How To Short A Stock: Risks & Examples

Shorting a Stock

If you own a stock in a particular industry but want to hedge against an industrywide risk, then shorting a competing stock in the same industry could help protect against losses. https://www.bigshotrading.info/ can also be better from a tax perspective than selling your own holdings, especially if you anticipate a short-term downward move for the share price that will likely reverse itself. So, the idea behind buying a put option is similar to shorting, although the most you can possibly lose is what you pay for the put option. Now, there’s more to trading options than I can explain here, so do your homework if this is a strategy that sounds appealing to you. But it can be a smart alternative to the unlimited loss exposure that comes with shorting a stock. Say you are an immunologist and also an investor and find out about a new virus from China.

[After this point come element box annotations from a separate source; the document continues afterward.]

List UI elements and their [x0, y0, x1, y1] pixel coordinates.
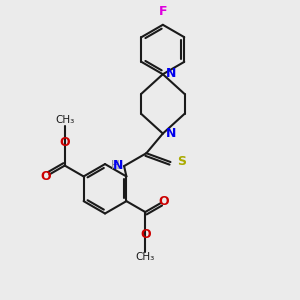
Text: CH₃: CH₃: [55, 115, 74, 125]
Text: O: O: [140, 228, 151, 241]
Text: H: H: [111, 159, 120, 172]
Text: F: F: [159, 5, 167, 18]
Text: N: N: [113, 159, 123, 172]
Text: N: N: [166, 127, 176, 140]
Text: N: N: [166, 67, 176, 80]
Text: O: O: [59, 136, 70, 149]
Text: O: O: [159, 195, 170, 208]
Text: O: O: [40, 170, 51, 183]
Text: S: S: [177, 154, 186, 167]
Text: CH₃: CH₃: [136, 253, 155, 262]
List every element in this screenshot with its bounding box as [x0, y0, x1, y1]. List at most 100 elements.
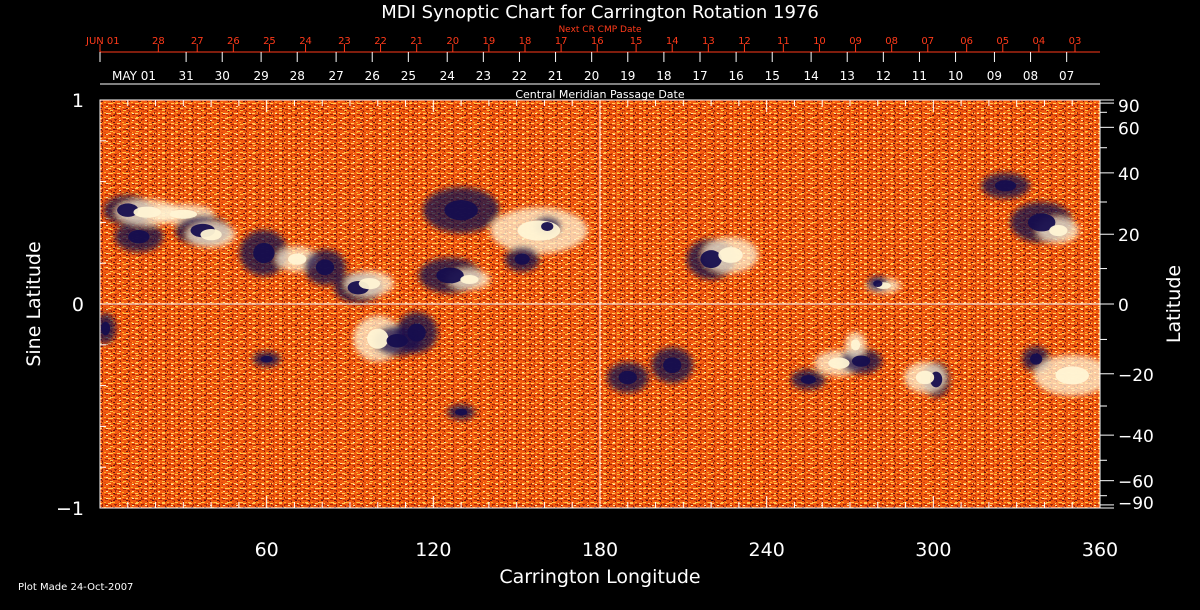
red-date-label: 25	[263, 36, 276, 47]
y-tick-label-left: −1	[56, 498, 84, 520]
active-region-core	[386, 333, 408, 348]
white-date-label: 30	[215, 69, 230, 83]
white-date-label: 28	[290, 69, 305, 83]
active-region-core	[618, 370, 637, 385]
white-date-label: 25	[401, 69, 416, 83]
active-region-core	[133, 206, 161, 218]
red-date-label: 13	[702, 36, 715, 47]
y-tick-label-right: 40	[1118, 165, 1140, 185]
red-date-label: 22	[374, 36, 387, 47]
active-region-core	[100, 321, 111, 336]
active-region-core	[455, 408, 468, 416]
active-region-core	[117, 203, 139, 217]
red-date-label: 19	[483, 36, 496, 47]
y-tick-label-left: 0	[72, 294, 84, 316]
red-date-label: 26	[227, 36, 240, 47]
white-date-label: 21	[548, 69, 563, 83]
red-date-label: 23	[338, 36, 351, 47]
white-date-label: 31	[178, 69, 193, 83]
y-tick-label-right: 20	[1118, 226, 1140, 246]
x-tick-label: 120	[415, 539, 451, 561]
red-date-label: 06	[960, 36, 973, 47]
active-region-core	[1055, 366, 1090, 385]
white-date-label: 20	[584, 69, 599, 83]
white-date-label: 24	[440, 69, 455, 83]
x-tick-label: 360	[1082, 539, 1118, 561]
active-region-core	[851, 355, 871, 367]
white-date-label: 29	[253, 69, 268, 83]
white-date-label: 18	[656, 69, 671, 83]
active-region-core	[460, 275, 479, 285]
y-tick-label-right: −20	[1118, 366, 1154, 386]
x-tick-label: 180	[582, 539, 618, 561]
footer-note: Plot Made 24-Oct-2007	[18, 582, 133, 593]
red-date-label: 17	[555, 36, 568, 47]
active-region-core	[407, 323, 426, 342]
white-date-label: 23	[476, 69, 491, 83]
white-date-label: 10	[948, 69, 963, 83]
active-region-core	[128, 229, 150, 244]
red-date-label: 16	[591, 36, 604, 47]
red-date-label: 21	[410, 36, 423, 47]
red-date-label: JUN 01	[85, 36, 120, 47]
y-tick-label-right: −40	[1118, 427, 1154, 447]
active-region-core	[444, 200, 478, 221]
active-region-core	[315, 259, 335, 276]
white-date-label: 07	[1059, 69, 1074, 83]
chart-title: MDI Synoptic Chart for Carrington Rotati…	[381, 2, 819, 23]
active-region-core	[253, 242, 275, 264]
white-date-label: 13	[840, 69, 855, 83]
active-region-core	[169, 209, 198, 219]
y-tick-label-right: −90	[1118, 494, 1154, 514]
red-date-label: 14	[666, 36, 679, 47]
active-region-core	[718, 247, 743, 263]
x-tick-label: 60	[255, 539, 279, 561]
active-region-core	[367, 328, 389, 349]
active-region-core	[436, 267, 464, 284]
white-date-label: MAY 01	[112, 69, 156, 83]
red-date-label: 28	[152, 36, 165, 47]
white-date-label: 26	[365, 69, 380, 83]
white-date-label: 19	[620, 69, 635, 83]
white-date-label: 14	[803, 69, 818, 83]
x-tick-label: 300	[915, 539, 951, 561]
red-date-label: 08	[885, 36, 898, 47]
white-axis-title: Central Meridian Passage Date	[515, 88, 684, 101]
active-region-core	[517, 220, 561, 241]
y-tick-label-right: −60	[1118, 473, 1154, 493]
red-date-label: 24	[299, 36, 312, 47]
y-tick-label-left: 1	[72, 90, 84, 112]
active-region-core	[358, 277, 381, 290]
red-date-label: 10	[813, 36, 826, 47]
active-region-core	[873, 280, 883, 287]
active-region-core	[915, 370, 935, 385]
red-date-label: 12	[738, 36, 751, 47]
active-region-core	[541, 221, 554, 231]
white-date-label: 17	[692, 69, 707, 83]
red-axis-title: Next CR CMP Date	[558, 25, 642, 35]
y-tick-label-right: 0	[1118, 296, 1129, 316]
white-date-label: 15	[765, 69, 780, 83]
active-region-core	[700, 250, 722, 269]
x-axis-title: Carrington Longitude	[499, 566, 700, 588]
y-axis-title-right: Latitude	[1163, 265, 1185, 343]
red-date-label: 11	[777, 36, 790, 47]
red-date-label: 09	[849, 36, 862, 47]
white-date-label: 27	[328, 69, 343, 83]
red-date-label: 04	[1033, 36, 1046, 47]
red-date-label: 15	[630, 36, 643, 47]
white-date-label: 09	[987, 69, 1002, 83]
red-date-label: 18	[519, 36, 532, 47]
active-region-core	[288, 253, 307, 265]
active-region-core	[828, 357, 850, 369]
active-region-core	[260, 355, 273, 363]
white-date-label: 08	[1023, 69, 1038, 83]
white-date-label: 12	[876, 69, 891, 83]
x-tick-label: 240	[749, 539, 785, 561]
white-date-label: 16	[728, 69, 743, 83]
y-tick-label-right: 60	[1118, 119, 1140, 139]
active-region-core	[1049, 224, 1068, 237]
white-date-label: 22	[512, 69, 527, 83]
active-region-core	[1027, 213, 1056, 232]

When you take a long position, the maximum risk you take is the total price of the shares you buy, with a theoretically unlimited reward. On the other hand, with a short sale, the risk is theoretically infinite, and the potential reward maximizes at 100% of the initial sale of the shares. Price fluctuations could benefit short sellers, but they could also pose a risk if the share prices rise. Short selling is sometimes referred to as a “negative income investment strategy” because there is no potential for dividend income or interest income. Stock is held only long enough to be sold pursuant to the contract, and one’s return is therefore limited to short term capital gains, which are taxed as ordinary income.

Is it a good idea to short a stock?

A short squeeze occurs when many investors decide to short a certain stock in anticipation of the price declining, and the price rises instead. If the price rises quickly, a high volume of short sellers will all be closing out their positions at the same time, driving the price even higher and creating Shorting a Stock a short squeeze. If the short seller’s speculation turns out to be wrong, they’ll have to buy back their shares at a higher price, resulting in a loss. Where shares have been shorted and the company that issues the shares distributes a dividend, the question arises as to who receives the dividend.

Shorting a Stock

Investors also can profit if the stock price falls — and this is the infamous short sell. In order to place a short order, an investor must first have access to this type of order within their brokerage account. Since margin and interest will be incurred in a short trade, this means that you need to have a margin account in order to set up a short position. Once you have the correct type of account, along with any necessary permissions, the order details are entered on the order screen just like for any other trade.

Watch: Here’s why the recent stock market sell-off could save us from a repeat of “Black Monday”

However, each broker will have qualifications that the trading account must meet before they allow margin trading. Others want to hedge, or protect, their downside risk if they have a long position. This can create a feedback loop in which short sellers’ losses increase exponentially over time. An investor who had a short position of 100 shares in GameStop as of Dec. 31, 2020 would have been faced with a loss of $306.16 per share or $30,616 if the short position had still been open on Jan. 29, 2021. The stock soared from $18.84 to $325.00 over this one-month period so the investor’s return would be -1,625%.

Besides his extensive derivative trading expertise, Adam is an expert in economics and behavioral finance. Adam received his master’s in economics from The New School for Social Research and his Ph.D. from the University of Wisconsin-Madison in sociology. He is a CFA charterholder as well as holding FINRA Series 7, 55 & 63 licenses. He currently researches and teaches economic sociology and the social studies of finance at the Hebrew University in Jerusalem. If this strategy works, you can make a profit by pocketing the difference between the price when you sell and the price when you buy.